The modern (or post-post-modern or contemporary or whatever you want to call it) novel seems to live in the fourth dimension: time. Ever since Faulkner, authors cannot keep their chronology straight. Novels are filled with non sequitur flashbacks, inversions, and jumps. Choke by Chuck Palahniuk is no different. His med school drop out protagonist jumps from childhood adventures with his deranged mother to his 17thCE role playing job and from his escapades as a recovering sex addict to intentionally choking in restaurants. In order to garner funds needed to keep his mother alive and cared for, the main character Viktor Mancini resorts to pretending to choke on over sized pieces of steak. He creates hundreds of heroes that truly believe that they have saved a life. By jumping between the two, Palahniuk parallels these heroes with the subjects of Victor’s sex addiction. Now, what does that say about the pseudoheroes? That they are nothing better than depraved women? The constant between these parallels is always Victor. It seems more likely that our character of moral ambivalence considers the heroes and the girls to be equivalents: they both give him what he needs. Perhaps it appeals to him in a twisted masochistic way: public humiliation.
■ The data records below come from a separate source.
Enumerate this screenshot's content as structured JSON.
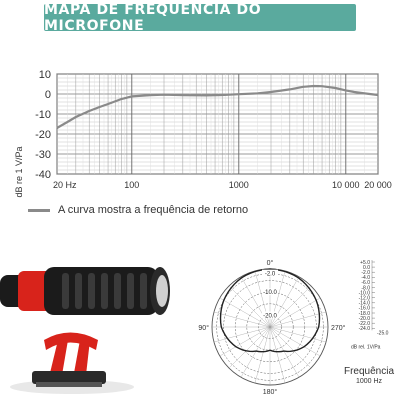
{
  "banner": {
    "title": "MAPA DE FREQUÊNCIA DO MICROFONE",
    "color": "#5aaa9e"
  },
  "chart_data": [
    {
      "type": "line",
      "title": "MAPA DE FREQUÊNCIA DO MICROFONE",
      "ylabel": "dB re 1 V/Pa",
      "xlabel": "",
      "x_scale": "log",
      "xlim": [
        20,
        20000
      ],
      "ylim": [
        -40,
        10
      ],
      "y_ticks": [
        10,
        0,
        -10,
        -20,
        -30,
        -40
      ],
      "x_ticks": [
        {
          "value": 20,
          "label": "20 Hz"
        },
        {
          "value": 100,
          "label": "100"
        },
        {
          "value": 1000,
          "label": "1000"
        },
        {
          "value": 10000,
          "label": "10 000"
        },
        {
          "value": 20000,
          "label": "20 000"
        }
      ],
      "grid": true,
      "legend_position": "bottom-left",
      "series": [
        {
          "name": "A curva mostra a frequência de retorno",
          "color": "#8a8a8a",
          "x": [
            20,
            25,
            30,
            40,
            50,
            60,
            80,
            100,
            150,
            200,
            300,
            500,
            700,
            1000,
            1500,
            2000,
            3000,
            4000,
            5000,
            6000,
            8000,
            10000,
            12000,
            15000,
            20000
          ],
          "y": [
            -17,
            -14,
            -11.5,
            -8.5,
            -6.5,
            -5,
            -2.5,
            -1.2,
            -0.6,
            -0.3,
            -0.6,
            -0.7,
            -0.5,
            -0.1,
            0.3,
            1,
            2.3,
            3.6,
            4,
            3.9,
            3,
            1.8,
            1,
            0.3,
            -0.5
          ]
        }
      ]
    },
    {
      "type": "polar",
      "title": "Frequência",
      "subtitle": "1000 Hz",
      "angle_labels": [
        "0°",
        "90°",
        "180°",
        "270°"
      ],
      "ring_labels": [
        "-2.0",
        "-10.0",
        "-20.0"
      ],
      "scale_unit": "dB rel. 1V/Pa",
      "scale_labels": [
        "+5.0",
        "0.0",
        "-2.0",
        "-4.0",
        "-6.0",
        "-8.0",
        "-10.0",
        "-12.0",
        "-14.0",
        "-16.0",
        "-18.0",
        "-20.0",
        "-22.0",
        "-24.0"
      ],
      "scale_side_label": "-25.0",
      "series": [
        {
          "angles": [
            0,
            30,
            60,
            90,
            120,
            150,
            180,
            210,
            240,
            270,
            300,
            330
          ],
          "levels_db": [
            0,
            -0.5,
            -2,
            -4,
            -8,
            -13,
            -15,
            -13,
            -8,
            -4,
            -2,
            -0.5
          ]
        }
      ]
    }
  ],
  "colors": {
    "curve": "#8a8a8a",
    "grid": "#9a9a9a",
    "polar_grid": "#555555",
    "mic_red": "#d8231b",
    "mic_body": "#1b1b1b"
  }
}
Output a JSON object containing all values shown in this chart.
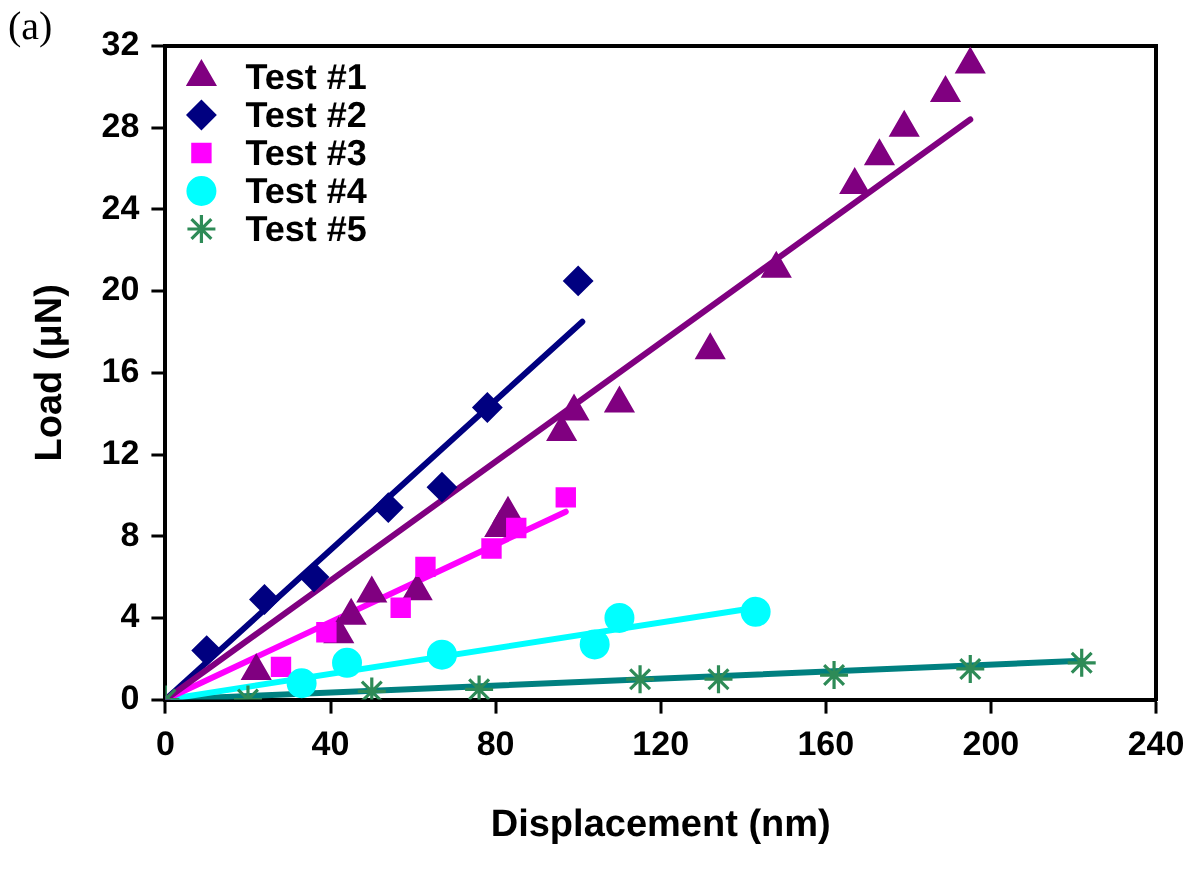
{
  "chart_data": {
    "type": "scatter",
    "xlabel": "Displacement (nm)",
    "ylabel": "Load (μN)",
    "annotations": [
      "(a)"
    ],
    "xlim": [
      0,
      240
    ],
    "xticks": [
      0,
      40,
      80,
      120,
      160,
      200,
      240
    ],
    "ylim": [
      0,
      32
    ],
    "yticks": [
      0,
      4,
      8,
      12,
      16,
      20,
      24,
      28,
      32
    ],
    "grid": false,
    "legend": "top left",
    "series": [
      {
        "name": "Test #1",
        "color": "#800080",
        "marker": "triangle",
        "x": [
          22,
          42,
          45,
          50,
          61,
          81,
          83,
          96,
          99,
          110,
          132,
          148,
          167,
          173,
          179,
          189,
          195
        ],
        "values": [
          1.4,
          3.2,
          4.1,
          5.2,
          5.3,
          8.4,
          9.1,
          13.1,
          14.1,
          14.5,
          17.1,
          21.1,
          25.2,
          26.6,
          28.0,
          29.7,
          31.1
        ]
      },
      {
        "name": "Test #2",
        "color": "#000080",
        "marker": "diamond",
        "x": [
          10,
          24,
          36,
          54,
          67,
          78,
          100
        ],
        "values": [
          2.4,
          4.9,
          6.0,
          9.4,
          10.4,
          14.3,
          20.5
        ]
      },
      {
        "name": "Test #3",
        "color": "#ff00ff",
        "marker": "square",
        "x": [
          28,
          39,
          57,
          63,
          79,
          85,
          97
        ],
        "values": [
          1.6,
          3.3,
          4.5,
          6.5,
          7.4,
          8.4,
          9.9
        ]
      },
      {
        "name": "Test #4",
        "color": "#00ffff",
        "marker": "circle",
        "x": [
          33,
          44,
          67,
          104,
          110,
          143
        ],
        "values": [
          0.8,
          1.8,
          2.2,
          2.7,
          4.0,
          4.3
        ]
      },
      {
        "name": "Test #5",
        "color": "#2e8b57",
        "marker": "cross",
        "x": [
          0,
          20,
          50,
          76,
          115,
          134,
          162,
          195,
          222
        ],
        "values": [
          0,
          0,
          0.4,
          0.5,
          1.0,
          1.0,
          1.2,
          1.5,
          1.8
        ]
      },
      {
        "type": "line",
        "color": "#800080",
        "marker": "none",
        "x": [
          0,
          195
        ],
        "values": [
          0,
          28.4
        ]
      },
      {
        "type": "line",
        "color": "#000080",
        "marker": "none",
        "x": [
          0,
          101
        ],
        "values": [
          0,
          18.5
        ]
      },
      {
        "type": "line",
        "color": "#ff00ff",
        "marker": "none",
        "x": [
          0,
          97
        ],
        "values": [
          0,
          9.2
        ]
      },
      {
        "type": "line",
        "color": "#00ffff",
        "marker": "none",
        "x": [
          0,
          143
        ],
        "values": [
          0,
          4.5
        ]
      },
      {
        "type": "line",
        "color": "#008080",
        "marker": "none",
        "x": [
          0,
          222
        ],
        "values": [
          0,
          1.9
        ]
      }
    ]
  }
}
See also: adrenaline rush.
See also: possible death.
However, he is a recovering sex addict so I have my doubts about that.
The shifts are discontinuous, you never know if you’ll end up in the mile high club or with your dying mother who refuses to eat. I have to say, that this is one of my favorite predilections of modern writers. This method has the power to invoke spontaneity, black humor, and reader disorientation. What author doesn’t love to take the reader for a ride? Chuck Palahniuk certainly does. Or maybe I just like it because I never was any good at transitions.